Speaker
Description
This paper addresses the challenge of mitigating the effects of radiation on the electronic systems of the Large Hadron Collider (LHC) by introducing BatMon, a battery-powered, MCU-based wireless radiation monitoring system. The paper proposes software mitigation schemes that can be used alongside an external watchdog to guarantee higher availability of the application without impacting the system performance. Tests conducted at the CHARM facility show that the proposed schemes enable BatMon to achieve 99.9996% availability in the harsh environment of the LHC. The manuscript highlights that the result obtained will also allow the system to be used for critical tasks.
Summary (500 words)
The LHC employs numerous electronic systems, including high-criticality and low-criticality applications, with the latter increasingly utilizing off-the-shelf Commercial Off-The-Shelf (COTS) MicroControllers Units (MCU) for cost, power, size, and flexibility advantages. In this complex environment, single-event effects (SEE) can have a strong impact on the reliability of these systems, requiring effective mitigation schemes to ensure high system availability during operation.
This paper introduces the BatMon, an MCU-based battery-powered wireless radiation monitoring system for the LHC. It is designed with qualified low-power COTS components, uses LoRa wireless transmission technology and can tolerate up to 275 Gy. It is modular allowing the platform to be application independent and be used for different purposes. It embeds an external watchdog as a hardware mitigation scheme to cover possible failures due to SEE. However, it alone cannot detect all possible SEFIs and consequently cannot always restore the system functionalities. An example is the case of the MCU stacked in a while loop due to a SEE: the MCU will continue to serve the external interrupt toggled by the external watchdog. As consequence, the failure will remain undetectable and the device not operational.
The primary aim of this work is the definition of software mitigation strategies that can be employed alongside an external watchdog, while maintaining high performance and compatibility with any MCU-based design. These schemes include triplication of the counters, storage of the configuration and previous measurements in internal flash memory, an internal software watchdog, an automatic dummy-handler recovery scheme, and control of the wireless communication link. Triplication of the counters and storing the configuration and previous measurements in an internal flash can help identify and correct errors due to SEE in the MCU SRAM. The internal software watchdog supervises software execution and prevents the non-detection of errors. Finally, the control of the wireless communication link guarantees reliable communication. These strategies can be classified into three groups based on their usage requirements: C-0, which does not require any peripheral; C-1, which necessitates internal or external hardware peripherals; and C-2, which requires an acknowledgment from an external source, such as a network. This paper will explain this classification in greater detail, outlining the necessary prerequisites for a system to implement these mitigation strategies.

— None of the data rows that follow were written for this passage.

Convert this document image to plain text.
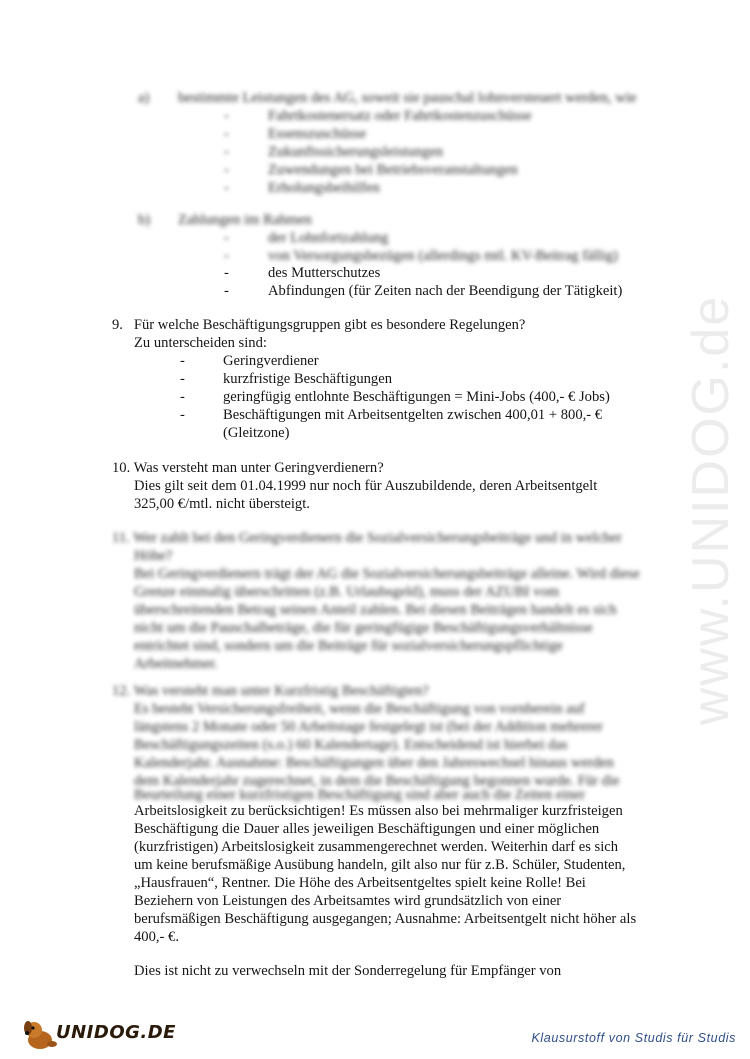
www.UNIDOG.de
a) bestimmte Leistungen des AG, soweit sie pauschal lohnversteuert werden, wie
-	Fahrtkostenersatz oder Fahrtkostenzuschüsse
-	Essenszuschüsse
-	Zukunftssicherungsleistungen
-	Zuwendungen bei Betriebsveranstaltungen
-	Erholungsbeihilfen
b) Zahlungen im Rahmen
-	der Lohnfortzahlung
-	von Versorgungsbezügen (allerdings mtl. KV-Beitrag fällig)
-	des Mutterschutzes
-	Abfindungen (für Zeiten nach der Beendigung der Tätigkeit)
9.   Für welche Beschäftigungsgruppen gibt es besondere Regelungen?
Zu unterscheiden sind:
-	Geringverdiener
-	kurzfristige Beschäftigungen
-	geringfügig entlohnte Beschäftigungen = Mini-Jobs (400,- € Jobs)
-	Beschäftigungen mit Arbeitsentgelten zwischen 400,01 + 800,- €
(Gleitzone)
10. Was versteht man unter Geringverdienern?
Dies gilt seit dem 01.04.1999 nur noch für Auszubildende, deren Arbeitsentgelt
325,00 €/mtl. nicht übersteigt.
11. Wer zahlt bei den Geringverdienern die Sozialversicherungsbeiträge und in welcher
Höhe?
Bei Geringverdienern trägt der AG die Sozialversicherungsbeiträge alleine. Wird diese
Grenze einmalig überschritten (z.B. Urlaubsgeld), muss der AZUBI vom
überschreitenden Betrag seinen Anteil zahlen. Bei diesen Beiträgen handelt es sich
nicht um die Pauschalbeträge, die für geringfügige Beschäftigungsverhältnisse
entrichtet sind, sondern um die Beiträge für sozialversicherungspflichtige
Arbeitnehmer.
12. Was versteht man unter Kurzfristig Beschäftigten?
Es besteht Versicherungsfreiheit, wenn die Beschäftigung von vornherein auf
längstens 2 Monate oder 50 Arbeitstage festgelegt ist (bei der Addition mehrerer
Beschäftigungszeiten (s.o.) 60 Kalendertage). Entscheidend ist hierbei das
Kalenderjahr. Ausnahme: Beschäftigungen über den Jahreswechsel hinaus werden
dem Kalenderjahr zugerechnet, in dem die Beschäftigung begonnen wurde. Für die
Beurteilung einer kurzfristigen Beschäftigung sind aber auch die Zeiten einer
Arbeitslosigkeit zu berücksichtigen! Es müssen also bei mehrmaliger kurzfristeigen
Beschäftigung die Dauer alles jeweiligen Beschäftigungen und einer möglichen
(kurzfristigen) Arbeitslosigkeit zusammengerechnet werden. Weiterhin darf es sich
um keine berufsmäßige Ausübung handeln, gilt also nur für z.B. Schüler, Studenten,
„Hausfrauen“, Rentner. Die Höhe des Arbeitsentgeltes spielt keine Rolle! Bei
Beziehern von Leistungen des Arbeitsamtes wird grundsätzlich von einer
berufsmäßigen Beschäftigung ausgegangen; Ausnahme: Arbeitsentgelt nicht höher als
400,- €.
Dies ist nicht zu verwechseln mit der Sonderregelung für Empfänger von
UNIDOG.DE	Klausurstoff von Studis für Studis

The effectiveness of the proposed software mitigation schemes is demonstrated through a comparison of system availability under radiation. In this work tests conducted at CHARM facility compare the performance of BatMon with and without the implemented software mitigation techniques. The results show that the proposed schemes enable BatMon to achieve an availability of 99.9996% in the harsh LHC environment. The downtime would be related to self-recovery time. This availability agrees with the requirements defined by CERN for a critical system for the LHC which corresponds to 99.537%. Although radiation monitoring is not a critical task for the accelerator and does not have to fulfil these requirements, since the BatMon is application-independent, compliance with these constraints allows it to be used for critical tasks such as equipment control and reset in the future.